En janvier 2014, après 14 mois sans maladie, le patient a présenté un ECOG 0 et était asymptomatique, mais un scanner thoraco-abdomino-pelvien (14/1/2014) a révélé une masse dans l'hémiabdomen gauche mesurant 10,2 x 7,2 x 9,75 centimètres en contact avec l'anse de l'intestin grêle et deux masses contiguës, sans altération dans les tests sanguins ou dans l'examen physique. L'étude a été complétée, après évaluation par le Comité des tumeurs pour une planification thérapeutique optimale, par une coloscopie (23/1/2014), qui a exclu toute altération, et un PET scan (28/1/2014), qui a confirmé une maladie abdominale gauche active avec une masse dans l'hémiabdomen gauche près de la cicatrice chirurgicale mesurant 102 x 72 x 97 mm, avec une nécrose centrale étendue et une marge périphérique active, avec SUV max. 6, sous cette masse deux masses contiguës également proches de la région chirurgicale mesurant 44 x 35 mm, toutes deux hypermétaboliques, SUV max. 5,8 et 5,2 respectivement, confirmant les résultats de la tomodensitométrie. Le Comité des sarcomes a évalué le patient et a décidé de procéder à une intervention chirurgicale (5/2/2014), réséquant trois masses tumorales volumineuses mesurant respectivement 20, 12 et 10,5 cm, obtenant une résection complète (chirurgie optimale). L'anatomie pathologique a confirmé la récidive du sarcome d'Ewing intestinal. Comme complication postopératoire, le patient a présenté une cholécystite aiguë, pour laquelle un scanner thoraco-abdominal a été réalisé (3/3/2014), sans aucun signe de la maladie, et le processus a été autolimité avec un traitement conservateur.
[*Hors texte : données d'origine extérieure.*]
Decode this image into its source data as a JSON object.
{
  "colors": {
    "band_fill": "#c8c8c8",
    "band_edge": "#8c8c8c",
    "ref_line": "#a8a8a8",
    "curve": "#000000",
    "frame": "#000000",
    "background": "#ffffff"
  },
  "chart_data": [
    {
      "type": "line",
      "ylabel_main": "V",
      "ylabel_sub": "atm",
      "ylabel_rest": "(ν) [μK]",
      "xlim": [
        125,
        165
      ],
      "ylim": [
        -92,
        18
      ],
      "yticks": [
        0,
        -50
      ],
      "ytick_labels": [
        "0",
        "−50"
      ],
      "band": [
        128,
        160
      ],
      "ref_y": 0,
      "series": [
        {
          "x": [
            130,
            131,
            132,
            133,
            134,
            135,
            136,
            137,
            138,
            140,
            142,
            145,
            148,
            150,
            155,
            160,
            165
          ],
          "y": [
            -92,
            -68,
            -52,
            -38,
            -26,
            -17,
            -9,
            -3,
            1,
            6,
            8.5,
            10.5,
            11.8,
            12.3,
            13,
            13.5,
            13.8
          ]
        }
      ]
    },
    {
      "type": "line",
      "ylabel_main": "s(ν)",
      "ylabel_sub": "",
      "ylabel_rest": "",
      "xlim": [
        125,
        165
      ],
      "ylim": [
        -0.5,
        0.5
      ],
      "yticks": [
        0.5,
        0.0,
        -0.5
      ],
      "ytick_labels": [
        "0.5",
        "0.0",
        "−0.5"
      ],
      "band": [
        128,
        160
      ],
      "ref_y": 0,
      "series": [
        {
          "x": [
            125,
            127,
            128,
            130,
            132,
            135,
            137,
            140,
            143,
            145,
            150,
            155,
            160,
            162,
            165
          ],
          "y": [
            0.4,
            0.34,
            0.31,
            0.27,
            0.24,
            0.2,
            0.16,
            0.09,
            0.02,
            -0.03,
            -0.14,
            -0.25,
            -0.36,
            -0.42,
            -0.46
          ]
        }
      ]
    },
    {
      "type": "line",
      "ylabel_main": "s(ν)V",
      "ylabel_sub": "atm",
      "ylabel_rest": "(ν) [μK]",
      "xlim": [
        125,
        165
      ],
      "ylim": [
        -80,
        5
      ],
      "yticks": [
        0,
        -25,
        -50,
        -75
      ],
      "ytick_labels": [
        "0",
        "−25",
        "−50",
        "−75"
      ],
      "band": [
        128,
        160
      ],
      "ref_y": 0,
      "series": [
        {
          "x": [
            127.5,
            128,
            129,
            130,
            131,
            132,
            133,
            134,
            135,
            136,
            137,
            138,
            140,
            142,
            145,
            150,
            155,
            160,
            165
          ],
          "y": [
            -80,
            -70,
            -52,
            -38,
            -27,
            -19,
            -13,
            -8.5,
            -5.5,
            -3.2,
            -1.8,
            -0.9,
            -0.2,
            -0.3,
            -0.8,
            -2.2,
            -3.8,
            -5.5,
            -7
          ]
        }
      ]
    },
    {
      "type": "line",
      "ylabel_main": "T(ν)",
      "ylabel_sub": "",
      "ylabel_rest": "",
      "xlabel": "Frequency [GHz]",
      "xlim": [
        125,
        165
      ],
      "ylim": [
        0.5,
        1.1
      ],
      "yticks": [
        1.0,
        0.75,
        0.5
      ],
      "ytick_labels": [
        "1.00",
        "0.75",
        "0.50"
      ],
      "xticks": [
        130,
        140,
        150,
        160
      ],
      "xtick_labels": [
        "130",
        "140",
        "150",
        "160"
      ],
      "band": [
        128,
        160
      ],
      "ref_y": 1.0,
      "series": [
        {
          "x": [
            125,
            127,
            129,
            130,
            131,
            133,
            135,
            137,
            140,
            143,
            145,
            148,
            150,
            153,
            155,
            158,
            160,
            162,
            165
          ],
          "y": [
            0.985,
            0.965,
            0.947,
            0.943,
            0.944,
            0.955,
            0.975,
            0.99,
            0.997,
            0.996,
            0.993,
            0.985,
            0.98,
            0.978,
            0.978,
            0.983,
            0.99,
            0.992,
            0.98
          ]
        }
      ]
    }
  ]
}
Conformément au traitement conventionnel, le patient étant rétabli et ambulatoire, adjuvant complet avec schéma IE, ifosfamide jours 1 à 5 1 800 mg/m2 : DT 3 420 mg, et étoposide 100 mg/m2 jours 1 à 5 : DT 190 mg, à des doses standard pour quatre cycles (7/3 à 9/5/2014).
Actuellement, évalué le 23/5/2014, le patient est asymptomatique, ECOG 0 et sans maladie à ce jour ; poursuit les révisions.